NOAA comes out with a new set of computer-modeled forecasts every six hours, which I then plot on my website. The model forecasts also appear on my automated Twitter account. That has about 8,100 followers now. I tend to get about 1,000 new ones each season.

It’s primarily a public service. People who follow are interested in seeing where tropical cyclones are going to go and their intensity. To mitigate the potential for people to hype unrealistic forecasts, I filter out the models that traditionally don’t do so well.

I started this database about 15 years ago as a graduate student, and I started providing the information in KML files about eight years ago.

Did Ian’s track surprise you?

I’ll preface this by saying that compared to the historical average, Ian’s track was about as hard to predict as any other recent storm would be on average.

But it was a little surprising just how much it consistently kept going further east of what the predictions were. Whether that be for its initial landfall in Florida or making it back out into the Atlantic Ocean before ultimately making it into the Carolinas, it was always a bit further east.

There’s some work at NOAA already underway to be able to better understand why that happened, and they have identified some potential culprits. But a lot more research needs to be done to be able to say anything concrete.

Why is landfall so hard to predict? It is because the storm could deviate at any point?

For Ian, I’ll use the analogy of where KK Avenue splits with First Street, near Bay View.

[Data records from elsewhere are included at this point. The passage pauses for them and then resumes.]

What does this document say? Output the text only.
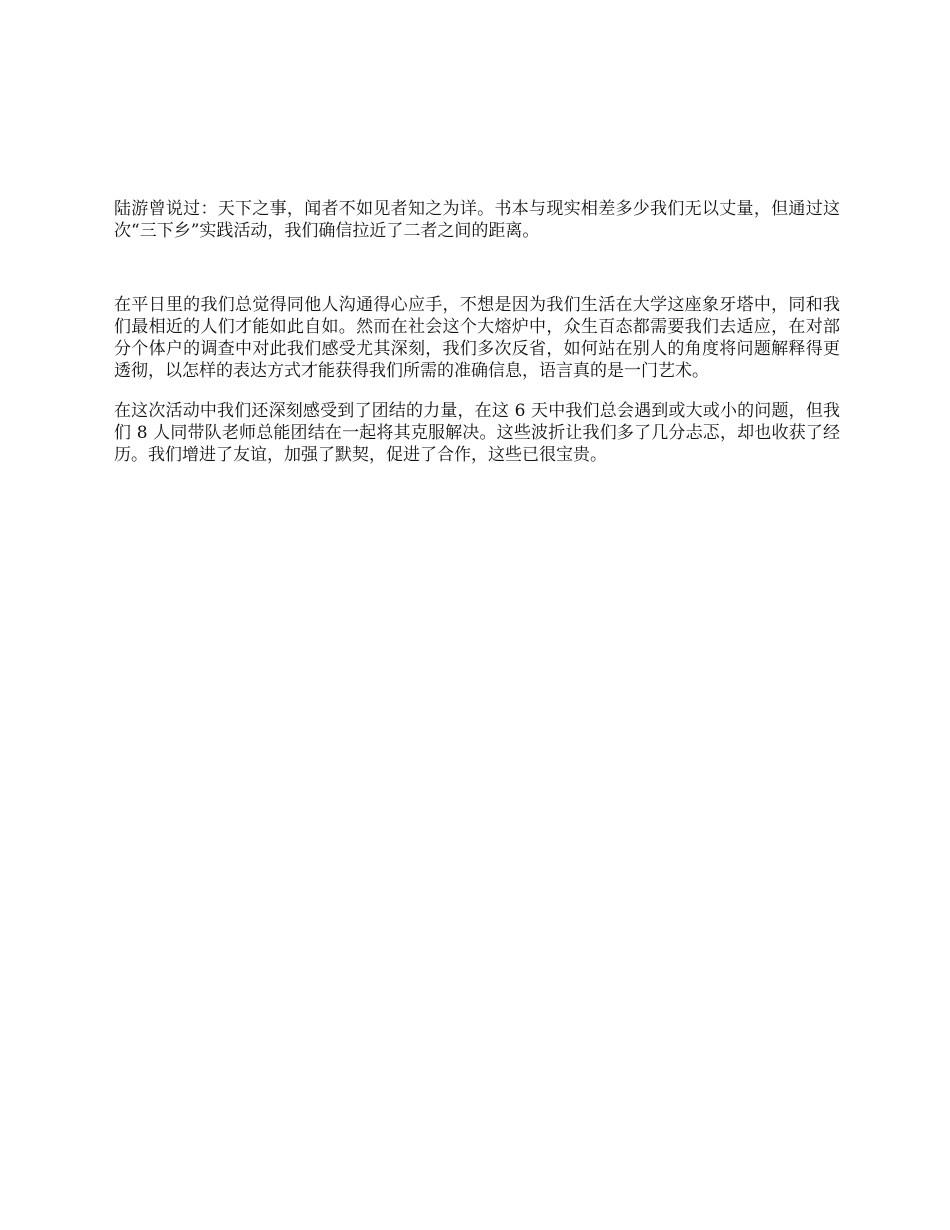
陆游曾说过：天下之事，闻者不如见者知之为详。书本与现实相差多少我们无以丈量，但通过这次“三下乡”实践活动，我们确信拉近了二者之间的距离。

在平日里的我们总觉得同他人沟通得心应手，不想是因为我们生活在大学这座象牙塔中，同和我们最相近的人们才能如此自如。然而在社会这个大熔炉中，众生百态都需要我们去适应，在对部分个体户的调查中对此我们感受尤其深刻，我们多次反省，如何站在别人的角度将问题解释得更透彻，以怎样的表达方式才能获得我们所需的准确信息，语言真的是一门艺术。

在这次活动中我们还深刻感受到了团结的力量，在这 6 天中我们总会遇到或大或小的问题，但我们 8 人同带队老师总能团结在一起将其克服解决。这些波折让我们多了几分忐忑，却也收获了经历。我们增进了友谊，加强了默契，促进了合作，这些已很宝贵。
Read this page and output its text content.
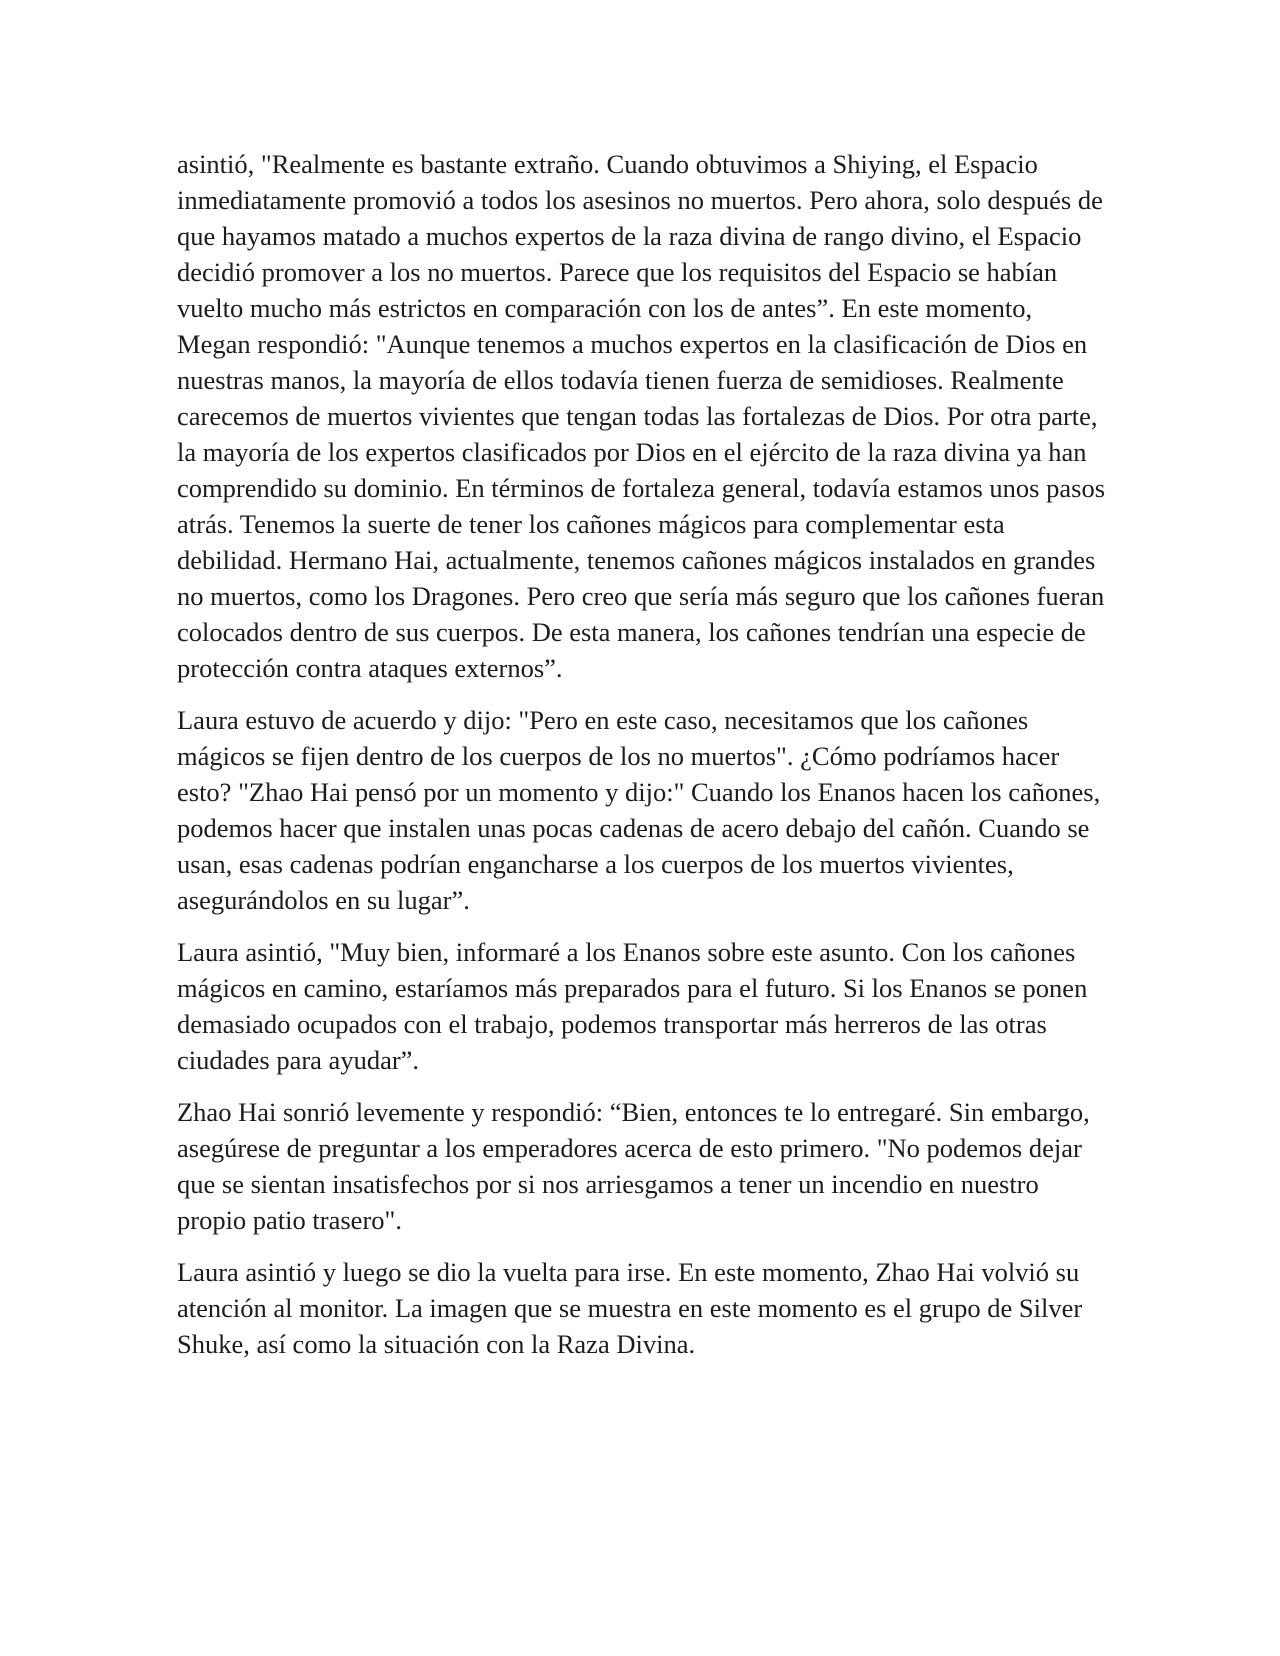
asintió, "Realmente es bastante extraño. Cuando obtuvimos a Shiying, el Espacio inmediatamente promovió a todos los asesinos no muertos. Pero ahora, solo después de que hayamos matado a muchos expertos de la raza divina de rango divino, el Espacio decidió promover a los no muertos. Parece que los requisitos del Espacio se habían vuelto mucho más estrictos en comparación con los de antes”. En este momento, Megan respondió: "Aunque tenemos a muchos expertos en la clasificación de Dios en nuestras manos, la mayoría de ellos todavía tienen fuerza de semidioses. Realmente carecemos de muertos vivientes que tengan todas las fortalezas de Dios. Por otra parte, la mayoría de los expertos clasificados por Dios en el ejército de la raza divina ya han comprendido su dominio. En términos de fortaleza general, todavía estamos unos pasos atrás. Tenemos la suerte de tener los cañones mágicos para complementar esta debilidad. Hermano Hai, actualmente, tenemos cañones mágicos instalados en grandes no muertos, como los Dragones. Pero creo que sería más seguro que los cañones fueran colocados dentro de sus cuerpos. De esta manera, los cañones tendrían una especie de protección contra ataques externos”.

Laura estuvo de acuerdo y dijo: "Pero en este caso, necesitamos que los cañones mágicos se fijen dentro de los cuerpos de los no muertos". ¿Cómo podríamos hacer esto? "Zhao Hai pensó por un momento y dijo:" Cuando los Enanos hacen los cañones, podemos hacer que instalen unas pocas cadenas de acero debajo del cañón. Cuando se usan, esas cadenas podrían engancharse a los cuerpos de los muertos vivientes, asegurándolos en su lugar”.

Laura asintió, "Muy bien, informaré a los Enanos sobre este asunto. Con los cañones mágicos en camino, estaríamos más preparados para el futuro. Si los Enanos se ponen demasiado ocupados con el trabajo, podemos transportar más herreros de las otras ciudades para ayudar”.

Zhao Hai sonrió levemente y respondió: “Bien, entonces te lo entregaré. Sin embargo, asegúrese de preguntar a los emperadores acerca de esto primero. "No podemos dejar que se sientan insatisfechos por si nos arriesgamos a tener un incendio en nuestro propio patio trasero".

Laura asintió y luego se dio la vuelta para irse. En este momento, Zhao Hai volvió su atención al monitor. La imagen que se muestra en este momento es el grupo de Silver Shuke, así como la situación con la Raza Divina.
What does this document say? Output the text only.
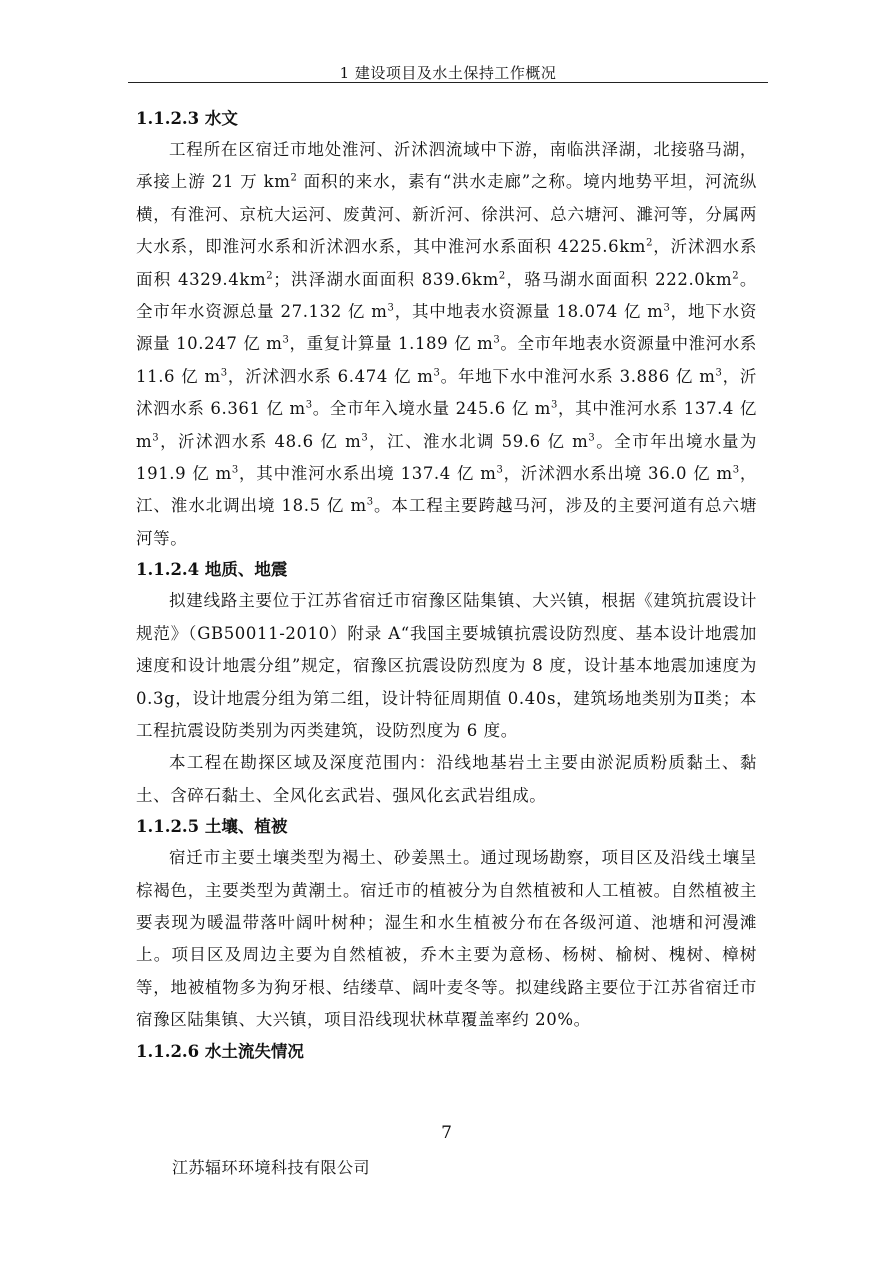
1 建设项目及水土保持工作概况
1.1.2.3 水文

工程所在区宿迁市地处淮河、沂沭泗流域中下游，南临洪泽湖，北接骆马湖，承接上游 21 万 $km^2$ 面积的来水，素有“洪水走廊”之称。境内地势平坦，河流纵横，有淮河、京杭大运河、废黄河、新沂河、徐洪河、总六塘河、濉河等，分属两大水系，即淮河水系和沂沭泗水系，其中淮河水系面积 $4225.6km^2$，沂沭泗水系面积 $4329.4km^2$；洪泽湖水面面积 $839.6km^2$，骆马湖水面面积 $222.0km^2$。全市年水资源总量 27.132 亿 $m^3$，其中地表水资源量 18.074 亿 $m^3$，地下水资源量 10.247 亿 $m^3$，重复计算量 1.189 亿 $m^3$。全市年地表水资源量中淮河水系 11.6 亿 $m^3$，沂沭泗水系 6.474 亿 $m^3$。年地下水中淮河水系 3.886 亿 $m^3$，沂沭泗水系 6.361 亿 $m^3$。全市年入境水量 245.6 亿 $m^3$，其中淮河水系 137.4 亿 $m^3$，沂沭泗水系 48.6 亿 $m^3$，江、淮水北调 59.6 亿 $m^3$。全市年出境水量为 191.9 亿 $m^3$，其中淮河水系出境 137.4 亿 $m^3$，沂沭泗水系出境 36.0 亿 $m^3$，江、淮水北调出境 18.5 亿 $m^3$。本工程主要跨越马河，涉及的主要河道有总六塘河等。

1.1.2.4 地质、地震

拟建线路主要位于江苏省宿迁市宿豫区陆集镇、大兴镇，根据《建筑抗震设计规范》（GB50011-2010）附录 A“我国主要城镇抗震设防烈度、基本设计地震加速度和设计地震分组”规定，宿豫区抗震设防烈度为 8 度，设计基本地震加速度为 0.3g，设计地震分组为第二组，设计特征周期值 0.40s，建筑场地类别为Ⅱ类；本工程抗震设防类别为丙类建筑，设防烈度为 6 度。

本工程在勘探区域及深度范围内：沿线地基岩土主要由淤泥质粉质黏土、黏土、含碎石黏土、全风化玄武岩、强风化玄武岩组成。

1.1.2.5 土壤、植被

宿迁市主要土壤类型为褐土、砂姜黑土。通过现场勘察，项目区及沿线土壤呈棕褐色，主要类型为黄潮土。宿迁市的植被分为自然植被和人工植被。自然植被主要表现为暖温带落叶阔叶树种；湿生和水生植被分布在各级河道、池塘和河漫滩上。项目区及周边主要为自然植被，乔木主要为意杨、杨树、榆树、槐树、樟树等，地被植物多为狗牙根、结缕草、阔叶麦冬等。拟建线路主要位于江苏省宿迁市宿豫区陆集镇、大兴镇，项目沿线现状林草覆盖率约 20%。

1.1.2.6 水土流失情况
7
江苏辐环环境科技有限公司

Where the fork first occurs, there’s a very narrow difference in the directions that the two are going. But as each street gets further away from their intersection, the distance between them gets much larger. So, despite each continuing in their similar paths, they keep getting further and further apart.

For a storm like Ian where it was approaching a coast, a very small perturbation initially grows to a much larger difference over time. This can happen with sometimes hard-to-observe differences in the atmosphere.

And it becomes particularly impactful when it’s going more or less in the same direction as the coast. If Ian had moved just slightly further to the west two or three days before landfall, it very well could have ended up in the Tampa Bay area, 130 miles north of where it made landfall.